El Quijote se creo cuando ya nada importaba demasiado para Cervantes, cuando nadie esperaba nada de él, ni siquiera él mismo. Cervantes imaginó un relato inimaginable e imposible, sobre todo en su tiempo y casi en el nuestro también. El regalo que Don Quijote le dio a su autor fue hacerlo dueño de una invención, de un descubrimiento que cuajó más allá de su tiempo: encontró en la novela el taller de la ironía y la libertad para contar la realidad. Se inventó el artefacto que duplica la realidad mientras la imita, el modo de pensar universal y moderno, de que las cosas pueden ser muchas cosas a la vez. El Cervantes de sus mejores novelas, parece vivir fuera de su tiempo, para saltar al centro del nuestro. Donde la ironía es la respuesta que los ideales y el buen sentido dan a las paradojas de la experiencia, donde el humor es condición de la inteligencia y la verdad es esquiva y es exacta al mismo tiempo.
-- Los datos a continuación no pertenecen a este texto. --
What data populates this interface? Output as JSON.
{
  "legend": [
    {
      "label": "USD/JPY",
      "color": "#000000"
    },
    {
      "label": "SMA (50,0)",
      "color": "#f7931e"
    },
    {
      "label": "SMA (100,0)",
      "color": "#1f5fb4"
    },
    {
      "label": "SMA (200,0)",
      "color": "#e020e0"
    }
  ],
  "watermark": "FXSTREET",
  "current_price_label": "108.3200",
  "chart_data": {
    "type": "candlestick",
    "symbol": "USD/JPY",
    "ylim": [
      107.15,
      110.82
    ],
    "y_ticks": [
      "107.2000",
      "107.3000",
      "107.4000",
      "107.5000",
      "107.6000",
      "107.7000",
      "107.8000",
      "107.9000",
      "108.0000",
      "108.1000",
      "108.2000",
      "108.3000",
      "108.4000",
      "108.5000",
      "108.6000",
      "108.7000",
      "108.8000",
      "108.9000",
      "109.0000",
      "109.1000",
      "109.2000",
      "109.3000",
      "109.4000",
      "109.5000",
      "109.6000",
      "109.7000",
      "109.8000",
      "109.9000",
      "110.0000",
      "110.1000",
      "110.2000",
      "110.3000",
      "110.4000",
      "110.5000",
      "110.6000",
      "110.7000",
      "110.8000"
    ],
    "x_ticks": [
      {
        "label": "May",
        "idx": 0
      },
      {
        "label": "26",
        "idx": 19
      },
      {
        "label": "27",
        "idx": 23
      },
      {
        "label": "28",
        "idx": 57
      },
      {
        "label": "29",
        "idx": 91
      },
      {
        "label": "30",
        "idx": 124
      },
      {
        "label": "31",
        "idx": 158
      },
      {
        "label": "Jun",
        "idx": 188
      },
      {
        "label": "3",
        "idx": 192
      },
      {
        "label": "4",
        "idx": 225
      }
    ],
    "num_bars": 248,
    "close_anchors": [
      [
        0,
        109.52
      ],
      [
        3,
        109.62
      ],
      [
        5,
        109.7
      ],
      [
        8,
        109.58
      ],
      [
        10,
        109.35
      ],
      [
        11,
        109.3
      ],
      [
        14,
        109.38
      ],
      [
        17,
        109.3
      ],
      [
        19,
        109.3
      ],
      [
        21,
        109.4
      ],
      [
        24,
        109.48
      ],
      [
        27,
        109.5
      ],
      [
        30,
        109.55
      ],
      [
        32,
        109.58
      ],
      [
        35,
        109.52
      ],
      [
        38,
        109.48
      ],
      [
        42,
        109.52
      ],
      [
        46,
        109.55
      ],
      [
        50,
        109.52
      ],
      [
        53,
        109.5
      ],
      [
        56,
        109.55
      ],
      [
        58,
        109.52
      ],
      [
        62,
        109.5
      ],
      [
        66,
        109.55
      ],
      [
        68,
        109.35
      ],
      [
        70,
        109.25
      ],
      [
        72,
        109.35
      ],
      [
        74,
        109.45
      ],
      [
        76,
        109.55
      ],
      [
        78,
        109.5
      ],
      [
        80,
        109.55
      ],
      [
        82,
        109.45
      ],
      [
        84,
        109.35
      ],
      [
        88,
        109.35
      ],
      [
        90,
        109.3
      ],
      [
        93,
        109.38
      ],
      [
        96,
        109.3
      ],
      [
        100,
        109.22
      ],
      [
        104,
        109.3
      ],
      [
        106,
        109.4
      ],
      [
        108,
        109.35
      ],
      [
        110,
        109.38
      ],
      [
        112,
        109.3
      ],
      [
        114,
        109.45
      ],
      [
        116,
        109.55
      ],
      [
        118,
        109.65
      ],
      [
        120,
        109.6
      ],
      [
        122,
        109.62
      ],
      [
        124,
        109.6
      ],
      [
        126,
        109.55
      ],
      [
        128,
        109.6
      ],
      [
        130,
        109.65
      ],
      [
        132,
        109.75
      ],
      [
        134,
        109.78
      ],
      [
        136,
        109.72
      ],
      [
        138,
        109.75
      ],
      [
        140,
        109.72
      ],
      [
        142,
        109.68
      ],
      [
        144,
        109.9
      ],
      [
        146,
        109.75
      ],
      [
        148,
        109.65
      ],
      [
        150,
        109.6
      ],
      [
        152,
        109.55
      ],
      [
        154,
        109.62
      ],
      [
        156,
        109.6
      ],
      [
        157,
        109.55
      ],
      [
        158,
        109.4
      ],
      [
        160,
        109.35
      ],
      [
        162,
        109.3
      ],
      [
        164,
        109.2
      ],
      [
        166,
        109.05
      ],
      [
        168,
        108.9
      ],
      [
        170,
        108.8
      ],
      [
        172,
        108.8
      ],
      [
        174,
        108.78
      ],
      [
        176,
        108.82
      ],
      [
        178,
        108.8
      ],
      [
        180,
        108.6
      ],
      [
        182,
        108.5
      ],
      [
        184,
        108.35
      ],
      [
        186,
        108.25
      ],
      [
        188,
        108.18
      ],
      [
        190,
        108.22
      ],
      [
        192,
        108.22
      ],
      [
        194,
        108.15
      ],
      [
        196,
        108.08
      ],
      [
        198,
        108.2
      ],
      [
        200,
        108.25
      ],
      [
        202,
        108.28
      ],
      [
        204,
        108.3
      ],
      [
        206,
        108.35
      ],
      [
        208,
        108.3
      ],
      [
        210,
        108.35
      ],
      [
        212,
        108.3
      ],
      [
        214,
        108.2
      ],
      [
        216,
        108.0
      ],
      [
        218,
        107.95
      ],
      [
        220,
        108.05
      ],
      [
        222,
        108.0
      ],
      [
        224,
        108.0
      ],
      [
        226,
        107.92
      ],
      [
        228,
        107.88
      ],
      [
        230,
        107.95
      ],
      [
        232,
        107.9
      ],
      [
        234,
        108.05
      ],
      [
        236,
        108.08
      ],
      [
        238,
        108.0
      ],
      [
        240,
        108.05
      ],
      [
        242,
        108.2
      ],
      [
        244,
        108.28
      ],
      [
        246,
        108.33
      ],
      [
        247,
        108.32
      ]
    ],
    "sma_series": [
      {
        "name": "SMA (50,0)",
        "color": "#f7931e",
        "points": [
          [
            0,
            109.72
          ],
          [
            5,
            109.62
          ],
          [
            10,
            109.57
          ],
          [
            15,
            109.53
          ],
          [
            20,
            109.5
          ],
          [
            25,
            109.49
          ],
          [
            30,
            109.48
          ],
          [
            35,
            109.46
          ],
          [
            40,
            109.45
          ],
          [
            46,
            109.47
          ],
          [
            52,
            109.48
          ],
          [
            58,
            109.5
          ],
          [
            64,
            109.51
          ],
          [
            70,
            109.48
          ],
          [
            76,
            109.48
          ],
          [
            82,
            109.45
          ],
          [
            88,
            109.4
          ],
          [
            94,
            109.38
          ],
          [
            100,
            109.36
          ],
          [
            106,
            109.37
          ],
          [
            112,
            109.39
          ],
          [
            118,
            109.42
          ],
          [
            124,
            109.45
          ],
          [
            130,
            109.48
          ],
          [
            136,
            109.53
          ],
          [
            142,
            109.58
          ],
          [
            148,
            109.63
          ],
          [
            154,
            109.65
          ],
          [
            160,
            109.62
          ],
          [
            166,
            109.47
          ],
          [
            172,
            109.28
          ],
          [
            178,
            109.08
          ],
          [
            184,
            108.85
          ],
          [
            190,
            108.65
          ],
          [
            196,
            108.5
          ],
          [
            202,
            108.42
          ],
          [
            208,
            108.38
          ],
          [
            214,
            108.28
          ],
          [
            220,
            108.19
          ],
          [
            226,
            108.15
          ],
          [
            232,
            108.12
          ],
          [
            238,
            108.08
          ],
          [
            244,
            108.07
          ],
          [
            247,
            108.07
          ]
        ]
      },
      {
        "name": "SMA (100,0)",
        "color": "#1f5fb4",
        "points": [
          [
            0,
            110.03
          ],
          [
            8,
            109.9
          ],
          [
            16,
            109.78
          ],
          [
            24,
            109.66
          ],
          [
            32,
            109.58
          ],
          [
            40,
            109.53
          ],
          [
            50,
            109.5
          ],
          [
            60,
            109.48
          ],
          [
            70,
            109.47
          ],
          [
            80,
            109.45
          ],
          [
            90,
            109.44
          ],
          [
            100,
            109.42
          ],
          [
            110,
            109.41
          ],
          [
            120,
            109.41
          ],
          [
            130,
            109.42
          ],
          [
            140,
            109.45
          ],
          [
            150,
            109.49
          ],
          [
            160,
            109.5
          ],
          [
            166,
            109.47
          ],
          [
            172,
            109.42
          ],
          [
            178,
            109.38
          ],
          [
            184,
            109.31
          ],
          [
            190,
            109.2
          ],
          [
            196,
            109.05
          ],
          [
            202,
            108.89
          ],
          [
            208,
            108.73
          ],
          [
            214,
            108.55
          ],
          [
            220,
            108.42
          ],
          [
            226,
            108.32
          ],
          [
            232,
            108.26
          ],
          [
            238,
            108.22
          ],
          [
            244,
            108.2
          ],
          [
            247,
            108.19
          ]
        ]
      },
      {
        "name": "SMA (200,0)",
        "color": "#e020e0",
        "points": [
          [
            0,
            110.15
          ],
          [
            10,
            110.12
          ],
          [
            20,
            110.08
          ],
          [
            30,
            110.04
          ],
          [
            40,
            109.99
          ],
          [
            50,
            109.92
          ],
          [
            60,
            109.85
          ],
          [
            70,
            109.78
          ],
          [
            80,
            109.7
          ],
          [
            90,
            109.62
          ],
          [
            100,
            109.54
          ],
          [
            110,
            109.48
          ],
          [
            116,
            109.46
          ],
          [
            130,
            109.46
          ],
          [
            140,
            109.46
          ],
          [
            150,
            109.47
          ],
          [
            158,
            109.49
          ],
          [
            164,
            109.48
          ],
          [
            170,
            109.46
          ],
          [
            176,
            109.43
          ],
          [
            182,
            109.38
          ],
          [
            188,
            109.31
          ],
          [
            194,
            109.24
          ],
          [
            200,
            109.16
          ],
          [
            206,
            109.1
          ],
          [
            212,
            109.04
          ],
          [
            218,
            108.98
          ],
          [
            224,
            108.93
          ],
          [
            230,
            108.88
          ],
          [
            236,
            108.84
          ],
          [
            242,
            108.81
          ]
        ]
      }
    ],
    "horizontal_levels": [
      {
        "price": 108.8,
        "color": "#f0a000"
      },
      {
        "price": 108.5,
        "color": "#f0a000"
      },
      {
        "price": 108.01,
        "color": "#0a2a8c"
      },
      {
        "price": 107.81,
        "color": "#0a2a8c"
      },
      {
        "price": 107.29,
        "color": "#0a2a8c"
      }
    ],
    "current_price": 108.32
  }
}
Cuando le quedaban apenas unos días de vida, Cervantes tomó su pluma y escribió por última vez:
"¡ Adiós, gracias, adiós, donaires; adiós, regocijaos amigos; que yo me voy muriendo y deseando veros presto contentos en la otra vida!"

Ciertamente, pocas alegrías hay en la vida. Y una de ellas es leer a Don Quijote de la Mancha.

Hoy en día hay placas conmemorativas, institutos, escuelas, colegios, concursos, en toda la ciudad de Sevilla. Y si contaran las que hay en toda España, no acabarían nunca. Hasta tienen un Premio de Las Letras con su nombre. Sí, Ahora si, pero en aquel 1597 lo metieron a la cárcel. Así somos.